As for the British Isles, it is a fact that those from Greece, Spain and Portugal settled there.
As eureka254 pointed out, multiple generations are affected. I think it would be difficult to determine that there wasn't someone of Mediterranean descent in your family tree.
I just posted a similar question and am curious to see if anyone concurs with my theory.
I have had similar exepriences to many others who have posted here about living with beta thalassemia minor. I am 43 years old and was diagnosed 10 years ago. My hemotologist told me that there were no symptoms associated with a minor trait, but that is not true in my case.

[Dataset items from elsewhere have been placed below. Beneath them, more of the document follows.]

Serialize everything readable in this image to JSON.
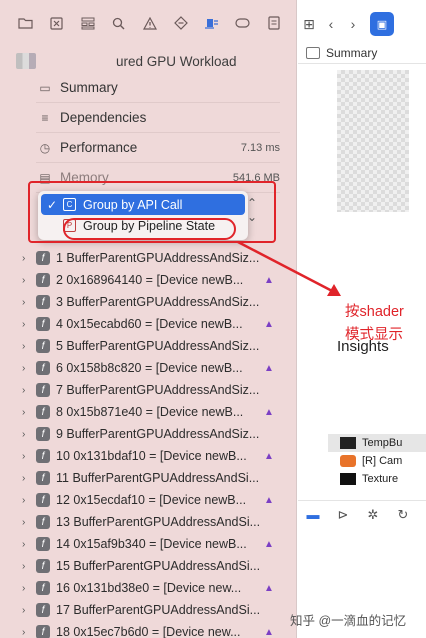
{
  "navigator": {
    "toolbar_icons": [
      "folder-icon",
      "close-square-icon",
      "hierarchy-icon",
      "search-icon",
      "warning-icon",
      "diamond-icon",
      "gpu-debug-icon",
      "capsule-icon",
      "document-icon"
    ],
    "document_title": "ured GPU Workload",
    "summary_items": [
      {
        "icon": "summary-icon",
        "label": "Summary"
      },
      {
        "icon": "dependencies-icon",
        "label": "Dependencies"
      },
      {
        "icon": "performance-icon",
        "label": "Performance",
        "value": "7.13 ms"
      },
      {
        "icon": "memory-icon",
        "label": "Memory",
        "value": "541.6 MB"
      }
    ],
    "group_menu": {
      "options": [
        {
          "label": "Group by API Call",
          "selected": true
        },
        {
          "label": "Group by Pipeline State",
          "selected": false
        }
      ]
    },
    "calls": [
      "0 ...",
      "1 BufferParentGPUAddressAndSiz...",
      "2 0x168964140 = [Device newB...",
      "3 BufferParentGPUAddressAndSiz...",
      "4 0x15ecabd60 = [Device newB...",
      "5 BufferParentGPUAddressAndSiz...",
      "6 0x158b8c820 = [Device newB...",
      "7 BufferParentGPUAddressAndSiz...",
      "8 0x15b871e40 = [Device newB...",
      "9 BufferParentGPUAddressAndSiz...",
      "10 0x131bdaf10 = [Device newB...",
      "11 BufferParentGPUAddressAndSi...",
      "12 0x15ecdaf10 = [Device newB...",
      "13 BufferParentGPUAddressAndSi...",
      "14 0x15af9b340 = [Device newB...",
      "15 BufferParentGPUAddressAndSi...",
      "16 0x131bd38e0 = [Device new...",
      "17 BufferParentGPUAddressAndSi...",
      "18 0x15ec7b6d0 = [Device new..."
    ]
  },
  "annotation": {
    "line1": "按shader",
    "line2": "模式显示",
    "color": "#e0242a"
  },
  "editor": {
    "tab_label": "Summary",
    "insights_label": "Insights",
    "resources": [
      {
        "label": "TempBu",
        "selected": true
      },
      {
        "label": "[R] Cam",
        "selected": false
      },
      {
        "label": "Texture",
        "selected": false
      }
    ]
  },
  "watermark": "知乎 @一滴血的记忆"
}
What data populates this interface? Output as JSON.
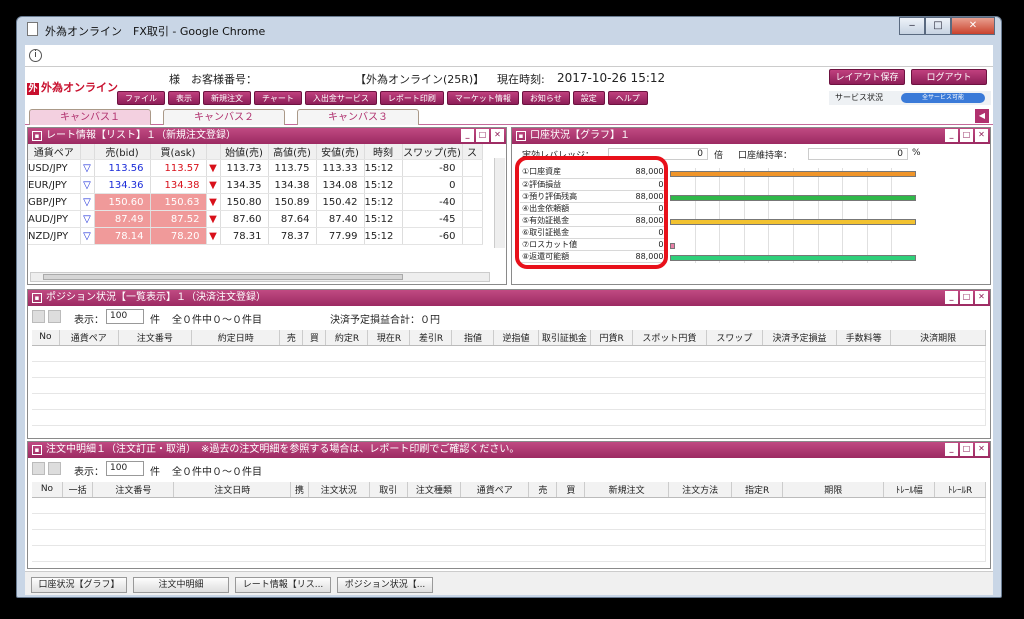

As a child doctors prescribed me iron for my "anemia" that made me nauseous and constipated until I juat refused to continue to take it. In gym class, I was the kid who couldn't keep up with the other kids dueing aerobic activity as a could not breath. My gym teachers berated me for faking my breathlessness in an effort to get out of class, but that was not true. I am tired, bruise easily, irritble, have heart palpitations, cannot function in hot weather and feel as if I'm going to pass out when I exert myself. I also look approximately 20 years younger than I am, which is a positive side effect. I was also told by a healthcare practitioner of that it may be a natural defense against cancer as cancer cells thrive with oxygen and BTM causes low blood oxygen levels.
I was wondering if anyone else has the same experienc of lokking younger, and if anyone else was told that BTM can be a possible natural defense to the development of cancer.